I had an extremely pleasant talk with my favourite professor today on a subject that seems to be a common ground between us: Meister Eckhart, the german 14th-century mystic, theologian and philosopher. For more information on the biography and works of Meister Eckhart, please visit the Wikipedia article on him, which I edited and expanded.

Eckhart was condemned for many of his propositions and is considered by orthodox catholics to be heretic until today, although the late pope John Paul II was in favour of the rehabilitation and confirmation of Eckhart’s orthodoxy. In 1985 John Paul II, said: “Did not Eckhart teach his disciples: ‘All that God asks you most pressingly is to go out of yourself - and let God be God in you‘? One could think that, in separating himself from creatures, the mystic leaves his brothers, humanity, behind. The same Eckhart affirms that, on the contrary, the mystic is marvelously present to them on the only level where he can truly reach them, that is in God.”

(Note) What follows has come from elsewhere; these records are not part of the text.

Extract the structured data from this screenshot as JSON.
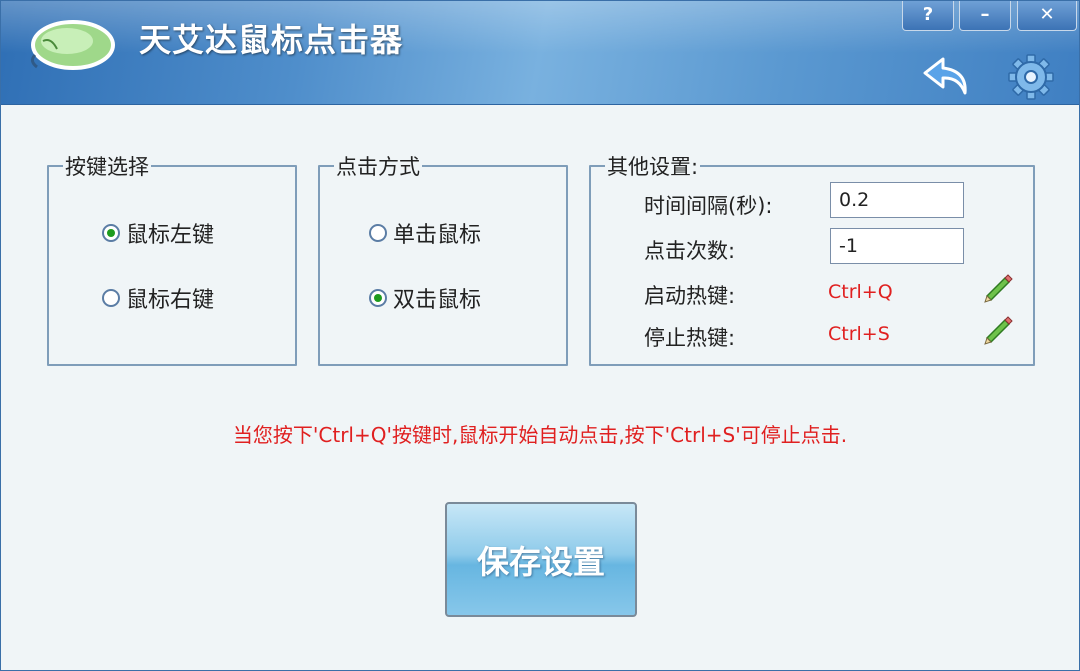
{
  "window": {
    "title": "天艾达鼠标点击器"
  },
  "controls": {
    "help": "?",
    "minimize": "–",
    "close": "✕"
  },
  "groups": {
    "button_select": {
      "legend": "按键选择",
      "options": [
        {
          "label": "鼠标左键",
          "checked": true
        },
        {
          "label": "鼠标右键",
          "checked": false
        }
      ]
    },
    "click_mode": {
      "legend": "点击方式",
      "options": [
        {
          "label": "单击鼠标",
          "checked": false
        },
        {
          "label": "双击鼠标",
          "checked": true
        }
      ]
    },
    "other": {
      "legend": "其他设置:",
      "interval_label": "时间间隔(秒):",
      "interval_value": "0.2",
      "count_label": "点击次数:",
      "count_value": "-1",
      "start_hotkey_label": "启动热键:",
      "start_hotkey": "Ctrl+Q",
      "stop_hotkey_label": "停止热键:",
      "stop_hotkey": "Ctrl+S"
    }
  },
  "notice": "当您按下'Ctrl+Q'按键时,鼠标开始自动点击,按下'Ctrl+S'可停止点击.",
  "save_label": "保存设置",
  "icons": {
    "logo": "mouse-icon",
    "back": "back-arrow-icon",
    "settings": "gear-icon",
    "edit": "pencil-icon"
  },
  "colors": {
    "accent": "#3f7fc2",
    "hotkey": "#e02020",
    "radio_dot": "#1e9b1e"
  }
}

Eckhart’s sermons, compiled today in many editions and translated in part to many languages, were the primary source of my amazement at him. As I read these sermons, which he delivered to nuns who wrote it down in the vernacular of the time (Middle High German, Mittelhochdeutsch), I acknowledged his unique mysticism and groundbreaking notions. The problem with his writings are the variety of interpretations they are open to, and this is the reason I am writing this.

The tasks of a Dominican intellectual at the 14th century were threefold: explaining the scriptures (lectio), sustaining technical discussions (disputatio) and preaching (praedicatio). Eckhart’s threefold opera reflects his threefold activity. Long story short, when explaining the scriptures, Eckhart was a theologian. When sustaining technical discussions, Eckhart was a philosopher (and here lie many of his most striking ideas). And when Eckhart spoke before the Communion, he was a preacher, and due to his own character, a mystic.

What I’ve come to know just recently in a conference held in my own university during a series of lectures on medieval philosophy, was that one of the most cited writers on germanic medieval philosophy of today, Kurt Flasch, holds an interpretation I can only call assailable. The lecturer who came to speak of Meister Eckhart was in agreement with Flasch’s interpretation, so I came to know it by a so-called proponent of this idea. In short, Flasch considers Eckhart a philosopher and nothing else. He calls to attention that the opposition between “mystic” and “scholastic” isn’t pertinent because the mysticism of Eckhart — if it is indeed mysticism — is penetrated by the academic spirit in which it was born, since Eckhart was a professor at the University of Paris, where he obtained his title of Magister.

This interpretation goes against every historian of medieval philosophy and mysticism’s work up to this day. The very biography and works of Eckhart say to the contrary. So why would a man who is respected for his works on the subject of medieval philosophy (although he is no autority as Gilson or Ueberweg) should propose such an opinion? This is what I’m set out to found out, and as soon as I do, I will try my best at refuting such an interpretation.